|This article does not cite any references or sources. (April 2008)|
Tutnese or Double Dutch is a language game primarily used in English, although the rules can be easily modified to apply to almost any language. Tutnese is usually used by children, who use it to converse in (perceived) privacy from adults (or vice versa); by members of historically marginalized minority groups for the same reason when in the presence of authority figures such as police ("pupolulisus" or "pizolizice"); or simply for amusement and humor.
|Letter||Possible syllables||Letter||Possible syllables||Letter||Possible syllables|
|F||Fuf, Fud||N||Nun||W||Wack, Wash|
|G||Gug||P||Pub, pup||X||Ex, xux|
|H||Hash, hutch||Q||Quack, queue||Y||Yub, yuck|
|J||Jay, jug||R||Rug, rur||Z||Zub, zug|
Word Example: "Tree" becomes "Tutrugee". Sentence Example: "I took a walk to the park yesterday" becomes "I tutookuck a wackalulkuck tuto tuthashe pubarugkuck yubesustuterugdudayub".
Double letters in a word, rather than being repeated, are preceded by the syllable squa to indicate doubling.

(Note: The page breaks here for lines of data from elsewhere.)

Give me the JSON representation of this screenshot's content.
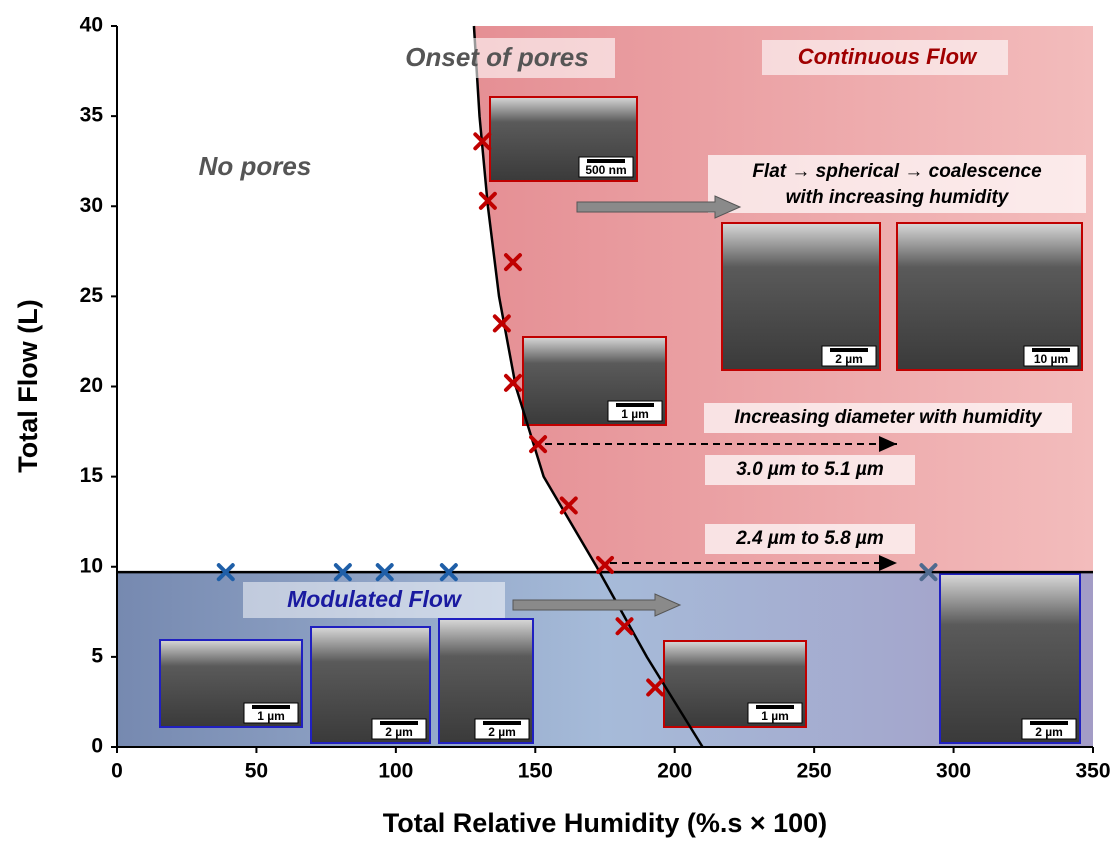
{
  "chart_data": {
    "type": "scatter",
    "xlabel": "Total Relative Humidity (%.s × 100)",
    "ylabel": "Total Flow (L)",
    "xlim": [
      0,
      350
    ],
    "xticks": [
      0,
      50,
      100,
      150,
      200,
      250,
      300,
      350
    ],
    "ylim": [
      0,
      40
    ],
    "yticks": [
      0,
      5,
      10,
      15,
      20,
      25,
      30,
      35,
      40
    ],
    "series": [
      {
        "color": "#c00000",
        "x": [
          131,
          133,
          142,
          138,
          142,
          151,
          162,
          175,
          182,
          193
        ],
        "y": [
          33.6,
          30.3,
          26.9,
          23.5,
          20.2,
          16.8,
          13.4,
          10.1,
          6.7,
          3.3
        ]
      },
      {
        "color": "#1f5fa8",
        "x": [
          39,
          81,
          96,
          119
        ],
        "y": [
          9.7,
          9.7,
          9.7,
          9.7
        ]
      },
      {
        "color": "#4f6a8f",
        "x": [
          291
        ],
        "y": [
          9.7
        ]
      }
    ],
    "curve": {
      "color": "#000000",
      "x": [
        128,
        129,
        130,
        133,
        137,
        143,
        153,
        172,
        190,
        210
      ],
      "y": [
        40,
        37.5,
        35,
        30,
        25,
        20,
        15,
        10,
        5,
        0
      ]
    },
    "threshold": 9.7,
    "annotations": {
      "onset": "Onset of pores",
      "continuous": "Continuous Flow",
      "no_pores": "No pores",
      "flat_1": "Flat → spherical → coalescence",
      "flat_2": "with increasing humidity",
      "diameter": "Increasing diameter with humidity",
      "range_1": "3.0 µm to 5.1 µm",
      "range_2": "2.4 µm to 5.8 µm",
      "modulated": "Modulated Flow"
    },
    "scale_bars": [
      "500 nm",
      "2 µm",
      "10 µm",
      "1 µm",
      "1 µm",
      "2 µm",
      "2 µm",
      "1 µm",
      "2 µm"
    ]
  }
}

When the double letter begins with a vowel sound, in addition to the squa the letter name is pronounced as if it began with a T — thus OO would be spoken as squa-toh.
While spaces between words are always ignored, at least one "dialect" requires that the first syllable of the name of any given punctuation mark be spoken, thus a full stop (period) is 'Per', a question mark is 'Que' ('Kway' or 'Kay', varies), and a comma is 'Com'.
This game appears to have been invented and used by black slaves in the American south, to teach spelling and conceal what they said, at a time when literacy among slaves was forbidden
There is a version used in some parts of the USA called Yuckish or Yukkish, which uses more or less the same constructs.